Plaintiff should carefully review the foregoing to determine whether he can present allegations sufficient to state a cause of action under the relevant law. If plaintiff decides not to proceed with this action, he should file with the court a notice of voluntary dismissal. If plaintiff chooses to proceed with this action, he must completely fill out a new civil rights complaint form, marking it "Second Amended Complaint." Plaintiff must limit his allegations to claims related to the same basic incident or issue and name as defendants only those persons who are responsible for the alleged constitutional violations. Plaintiff must place their names in the style of the case on the first page of the civil rights complaint form, and include their addresses and employment positions in the "Parties" section of the form.
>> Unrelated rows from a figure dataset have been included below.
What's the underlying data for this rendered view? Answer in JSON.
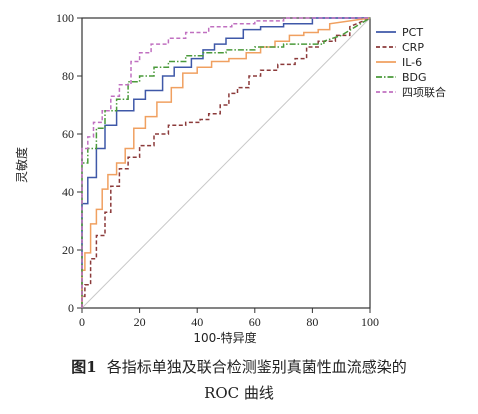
{
  "chart_data": {
    "type": "line",
    "xlabel": "100-特异度",
    "ylabel": "灵敏度",
    "xlim": [
      0,
      100
    ],
    "ylim": [
      0,
      100
    ],
    "xticks": [
      0,
      20,
      40,
      60,
      80,
      100
    ],
    "yticks": [
      0,
      20,
      40,
      60,
      80,
      100
    ],
    "grid": false,
    "legend_position": "right",
    "diagonal_reference": true,
    "series": [
      {
        "name": "PCT",
        "color": "#3f58a8",
        "style": "solid",
        "x": [
          0,
          0,
          0,
          2,
          2,
          5,
          5,
          8,
          8,
          12,
          12,
          18,
          18,
          22,
          22,
          28,
          28,
          32,
          32,
          38,
          38,
          42,
          42,
          46,
          46,
          50,
          50,
          56,
          56,
          62,
          62,
          70,
          70,
          80,
          80,
          100
        ],
        "y": [
          0,
          34,
          36,
          36,
          45,
          45,
          55,
          55,
          63,
          63,
          68,
          68,
          72,
          72,
          75,
          75,
          80,
          80,
          83,
          83,
          86,
          86,
          89,
          89,
          91,
          91,
          93,
          93,
          96,
          96,
          97,
          97,
          98,
          98,
          100,
          100
        ]
      },
      {
        "name": "CRP",
        "color": "#8b3a3a",
        "style": "dashed",
        "x": [
          0,
          0,
          1,
          1,
          3,
          3,
          5,
          5,
          8,
          8,
          10,
          10,
          13,
          13,
          16,
          16,
          20,
          20,
          25,
          25,
          30,
          30,
          36,
          36,
          41,
          41,
          44,
          44,
          48,
          48,
          51,
          51,
          54,
          54,
          58,
          58,
          62,
          62,
          68,
          68,
          74,
          74,
          78,
          78,
          82,
          82,
          88,
          88,
          93,
          93,
          100
        ],
        "y": [
          0,
          4,
          4,
          8,
          8,
          17,
          17,
          25,
          25,
          33,
          33,
          42,
          42,
          48,
          48,
          52,
          52,
          56,
          56,
          60,
          60,
          63,
          63,
          64,
          64,
          65,
          65,
          67,
          67,
          70,
          70,
          74,
          74,
          76,
          76,
          80,
          80,
          82,
          82,
          84,
          84,
          86,
          86,
          90,
          90,
          92,
          92,
          94,
          94,
          97,
          100
        ]
      },
      {
        "name": "IL-6",
        "color": "#f0a060",
        "style": "solid",
        "x": [
          0,
          0,
          1,
          1,
          3,
          3,
          5,
          5,
          7,
          7,
          9,
          9,
          12,
          12,
          15,
          15,
          18,
          18,
          22,
          22,
          26,
          26,
          31,
          31,
          35,
          35,
          40,
          40,
          45,
          45,
          51,
          51,
          57,
          57,
          62,
          62,
          67,
          67,
          72,
          72,
          77,
          77,
          82,
          82,
          86,
          86,
          100
        ],
        "y": [
          0,
          13,
          13,
          19,
          19,
          29,
          29,
          34,
          34,
          41,
          41,
          46,
          46,
          50,
          50,
          55,
          55,
          62,
          62,
          66,
          66,
          71,
          71,
          76,
          76,
          81,
          81,
          83,
          83,
          85,
          85,
          86,
          86,
          88,
          88,
          90,
          90,
          92,
          92,
          94,
          94,
          95,
          95,
          96,
          96,
          98,
          100
        ]
      },
      {
        "name": "BDG",
        "color": "#4a9a3a",
        "style": "dashdot",
        "x": [
          0,
          0,
          2,
          2,
          5,
          5,
          8,
          8,
          12,
          12,
          16,
          16,
          20,
          20,
          25,
          25,
          30,
          30,
          36,
          36,
          42,
          42,
          50,
          50,
          60,
          60,
          70,
          70,
          84,
          84,
          90,
          95,
          100
        ],
        "y": [
          0,
          50,
          50,
          55,
          55,
          62,
          62,
          68,
          68,
          72,
          72,
          78,
          78,
          80,
          80,
          83,
          83,
          85,
          85,
          87,
          87,
          88,
          88,
          89,
          89,
          90,
          90,
          91,
          91,
          92,
          94,
          97,
          100
        ]
      },
      {
        "name": "四项联合",
        "color": "#c070c0",
        "style": "dashed",
        "x": [
          0,
          0,
          2,
          2,
          4,
          4,
          7,
          7,
          10,
          10,
          13,
          13,
          17,
          17,
          20,
          20,
          24,
          24,
          30,
          30,
          36,
          36,
          44,
          44,
          52,
          52,
          60,
          60,
          70,
          70,
          100
        ],
        "y": [
          0,
          55,
          55,
          59,
          59,
          64,
          64,
          68,
          68,
          73,
          73,
          77,
          77,
          85,
          85,
          88,
          88,
          91,
          91,
          93,
          93,
          95,
          95,
          97,
          97,
          98,
          98,
          99,
          99,
          100,
          100
        ]
      }
    ]
  },
  "caption": {
    "number": "图1",
    "line1": "各指标单独及联合检测鉴别真菌性血流感染的",
    "line2": "ROC 曲线"
  }
}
In the "Statement of Facts," plaintiff should clearly describe how each named defendant is involved in each alleged constitutional violation, alleging the claims as to each defendant in separately numbered paragraphs and including specific dates and times of the alleged unconstitutional acts. If plaintiff cannot state exactly how a particular defendant harmed him, he should delete or drop that person as a defendant from his complaint. In the section entitled "Statement of Claim," plaintiff must state what rights under the Constitution or laws of the United States have been violated, and he must provide support in the statement of facts for the claimed violations. Plaintiff is advised that the amended complaint must contain all of his allegations because once an amended complaint is filed, all earlier complaints and filings are disregarded. N.D. Fla. Loc. R. 15.1.
Plaintiff should file the amended complaint with an original signature with the court and keep an identical copy for himself. Plaintiff should not file a memorandum of law or otherwise provide citations to statutes and cases, and he should not file exhibits as evidentiary support for his complaint. The court will notify plaintiff when memoranda and exhibits are necessary, such as prior to trial or in conjunction with a motion for summary judgment. Furthermore, plaintiff should not submit service copies of his complaint unless and until the court directs him to do so. Finally, plaintiff is advised that discovery is premature at this stage of the case and plaintiff should not do any discovery without leave of court.
Accordingly, it is ORDERED:
1. The clerk of court shall forward to the plaintiff a civil rights complaint form for use in actions under 42 U.S.C. § 1983. This case number should be written on the form.
2. The plaintiff shall have twenty-eight (28) days from the date of this order in which to file an amended civil rights complaint, which shall be typed or clearly written and submitted on court form as instructed above. Failure to submit an amended complaint as instructed will result in a recommendation that this case be dismissed.
DONE AND ORDERED this 18th day of November, 2010.